Bizans sütunları, büstler, heykeller... Derken alt kata iniyorsunuz ve 4. Haçlı Seferleri sırasında yağmalanan Constantinopolis'ten Venedik'e kaçırılan, daha önce San Marco Basilicası'nı ziyaret ettiyseniz tanıdık gelecek olan atlar karşılıyor sizi. Bu katta işler daha da çığrından çıkıyor. Altın giriyor işin içine çünkü, değerli taşlar giriyor. Bizans mozaikleri, ikonaları, takıları göz kamaştırıyor. Topkapı Sarayı'ndan getirilmiş Arapça bir İncil dikkat çekiyor. "Galata Kulesi'nin Çanı" ya da (aslında yine İstanbul Arkeoloji Müzesi'nde bulunan) "Haliç'i Kapatan Zincir" ibarelerini görüp şoka uğruyorsunuz.
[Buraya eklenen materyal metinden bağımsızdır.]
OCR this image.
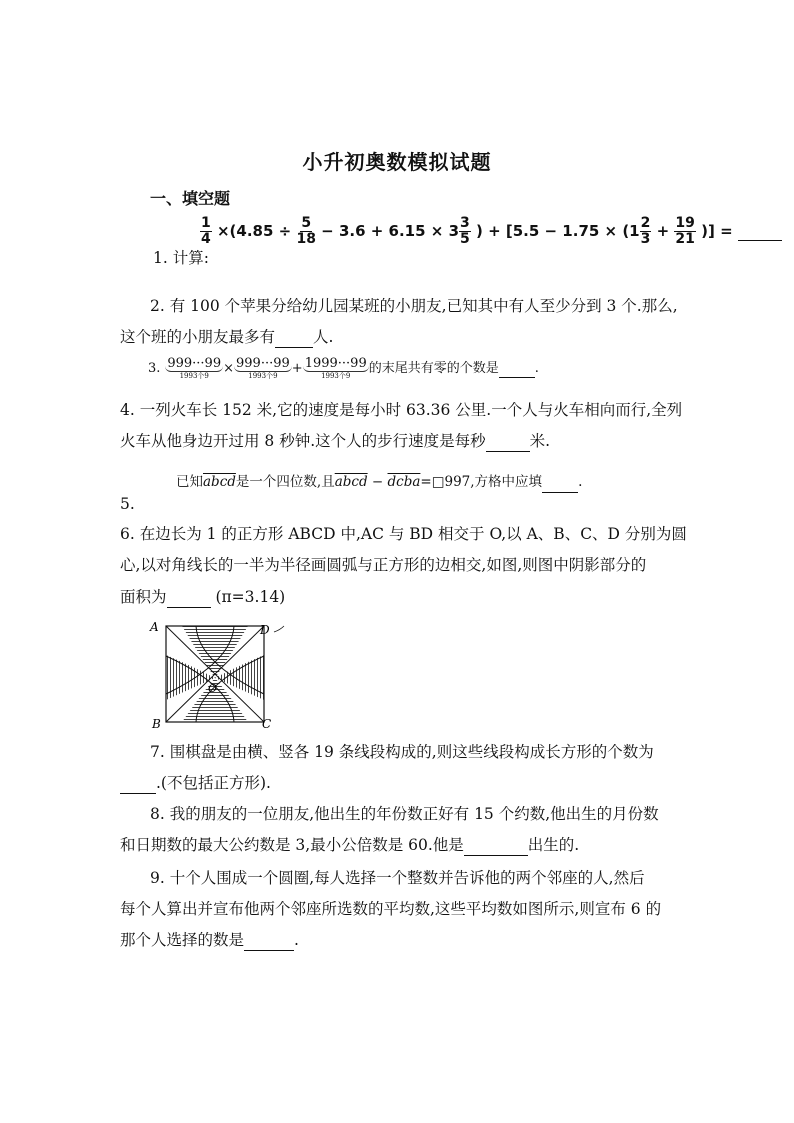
小升初奥数模拟试题
一、填空题
1. 计算:
$\frac{1}{4} \times(4.85 \div \frac{5}{18} - 3.6 + 6.15 \times 3 \frac{3}{5}$ ) + [$5.5 - 1.75 \times (1 \frac{2}{3} + \frac{19}{21}$ )] =
2. 有 100 个苹果分给幼儿园某班的小朋友,已知其中有人至少分到 3 个.那么,
这个班的小朋友最多有 人.
3. 999···99
1993个9 × 999···99
1993个9 + 1999···99
1993个9 的末尾共有零的个数是	.
4. 一列火车长 152 米,它的速度是每小时 63.36 公里.一个人与火车相向而行,全列
火车从他身边开过用 8 秒钟.这个人的步行速度是每秒	米.
已知abcd是一个四位数,且abcd − dcba=□997,方格中应填	.
5.
6. 在边长为 1 的正方形 ABCD 中,AC 与 BD 相交于 O,以 A、B、C、D 分别为圆
心,以对角线长的一半为半径画圆弧与正方形的边相交,如图,则图中阴影部分的
面积为	(π=3.14)
A	D
B	C
O
7. 围棋盘是由横、竖各 19 条线段构成的,则这些线段构成长方形的个数为
.(不包括正方形).
8. 我的朋友的一位朋友,他出生的年份数正好有 15 个约数,他出生的月份数
和日期数的最大公约数是 3,最小公倍数是 60.他是	出生的.
9. 十个人围成一个圆圈,每人选择一个整数并告诉他的两个邻座的人,然后
每个人算出并宣布他两个邻座所选数的平均数,这些平均数如图所示,则宣布 6 的
那个人选择的数是	.
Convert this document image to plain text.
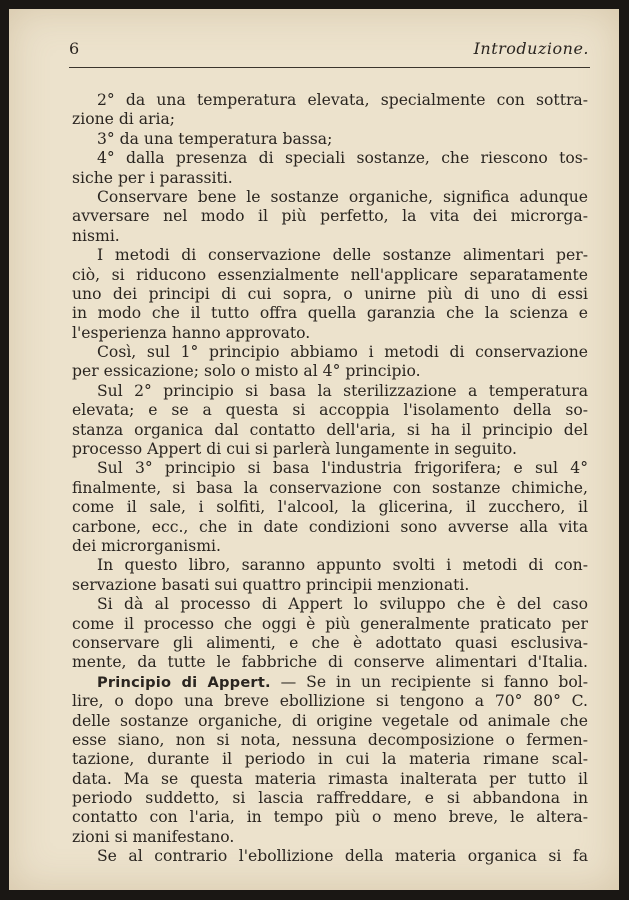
6	Introduzione.
2° da una temperatura elevata, specialmente con sottra-
zione di aria;
3° da una temperatura bassa;
4° dalla presenza di speciali sostanze, che riescono tos-
siche per i parassiti.
Conservare bene le sostanze organiche, significa adunque
avversare nel modo il più perfetto, la vita dei microrga-
nismi.
I metodi di conservazione delle sostanze alimentari per-
ciò, si riducono essenzialmente nell'applicare separatamente
uno dei principi di cui sopra, o unirne più di uno di essi
in modo che il tutto offra quella garanzia che la scienza e
l'esperienza hanno approvato.
Così, sul 1° principio abbiamo i metodi di conservazione
per essicazione; solo o misto al 4° principio.
Sul 2° principio si basa la sterilizzazione a temperatura
elevata; e se a questa si accoppia l'isolamento della so-
stanza organica dal contatto dell'aria, si ha il principio del
processo Appert di cui si parlerà lungamente in seguito.
Sul 3° principio si basa l'industria frigorifera; e sul 4°
finalmente, si basa la conservazione con sostanze chimiche,
come il sale, i solfiti, l'alcool, la glicerina, il zucchero, il
carbone, ecc., che in date condizioni sono avverse alla vita
dei microrganismi.
In questo libro, saranno appunto svolti i metodi di con-
servazione basati sui quattro principii menzionati.
Si dà al processo di Appert lo sviluppo che è del caso
come il processo che oggi è più generalmente praticato per
conservare gli alimenti, e che è adottato quasi esclusiva-
mente, da tutte le fabbriche di conserve alimentari d'Italia.
Principio di Appert. — Se in un recipiente si fanno bol-
lire, o dopo una breve ebollizione si tengono a 70° 80° C.
delle sostanze organiche, di origine vegetale od animale che
esse siano, non si nota, nessuna decomposizione o fermen-
tazione, durante il periodo in cui la materia rimane scal-
data. Ma se questa materia rimasta inalterata per tutto il
periodo suddetto, si lascia raffreddare, e si abbandona in
contatto con l'aria, in tempo più o meno breve, le altera-
zioni si manifestano.
Se al contrario l'ebollizione della materia organica si fa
Orta katın alamet-i farikası ise ne o çan, ne de o zincir... Tek bir oda yetiyor. "İstanbul'un Kubbeleri" diyor duvardaki posterin başlığı. Ve odanın ortasındaki yapay kubbenin altına kurulup, İstanbul'daki kilise ve camilere ait yirmiye yakın kubbeyi çok iyi seçilmiş bir müzik eşliğinde tavanda izliyorsunuz. Aya İrini'ye o kadar konsere gidip, kubbesinin ortasındaki figürleri fark etmemiş biri olarak söylüyorum, gözünüzün önündekini daha iyi görmenizi sağlayabilir o oda. Duvarlarda ise İstanbul'un üç ayrı çağına ait panoromik görüntülerini inceleyebiliyorsunuz. -ki o günümüz İstanbul'u fotoğrafı, gerçekten harikaydı.

Serginin en alt katında ise çoğunlukla Topkapı Sarayı'ndan getirilmiş eserler, saray yaşantısını anlatan araç-gereç, süs, mektuplar, silahlar, kıyafetler, müzik aletleri ve tablolar sergileniyor. İstanbul ile ilgili bir sergide Fausto Zonaro tabloları görmemek olmazdı, tabii ki böyle bir hata da yapmamışlar. Alt katın en çok dikkat çeken eseri ise Tanzimat Dönemi'nden devasa bir sayeban (gölgelik).

Sergide Vatikan'ın özel koleksiyonundan, dünyanın birçok ülkesinin birçok müzesinden (İngiltere, Almanya, Fransa, İtalya, Vatikan, Macaristan, Yunanistan, Avusturya, Belçika, Hollanda, İrlanda, Katar, Portekiz ve Rusya) ve İstanbul'un kendi müzelerinden getirilmiş 500'e yakın eser görmek mümkün. Halen vaktiniz varken, hele ki kendinize İstanbullu diyorsanız, sakın kaçırmayın!

2 yorum:

dralaye dedi ki...

Daha güzel anlatılamazdı.

İbrahim Aytunç dedi ki...

Ellerine sağlık. Sanki biri anlatıyormuş gibi, süslü kelimelerden uzak (hayali bir sesle) rahat okudum.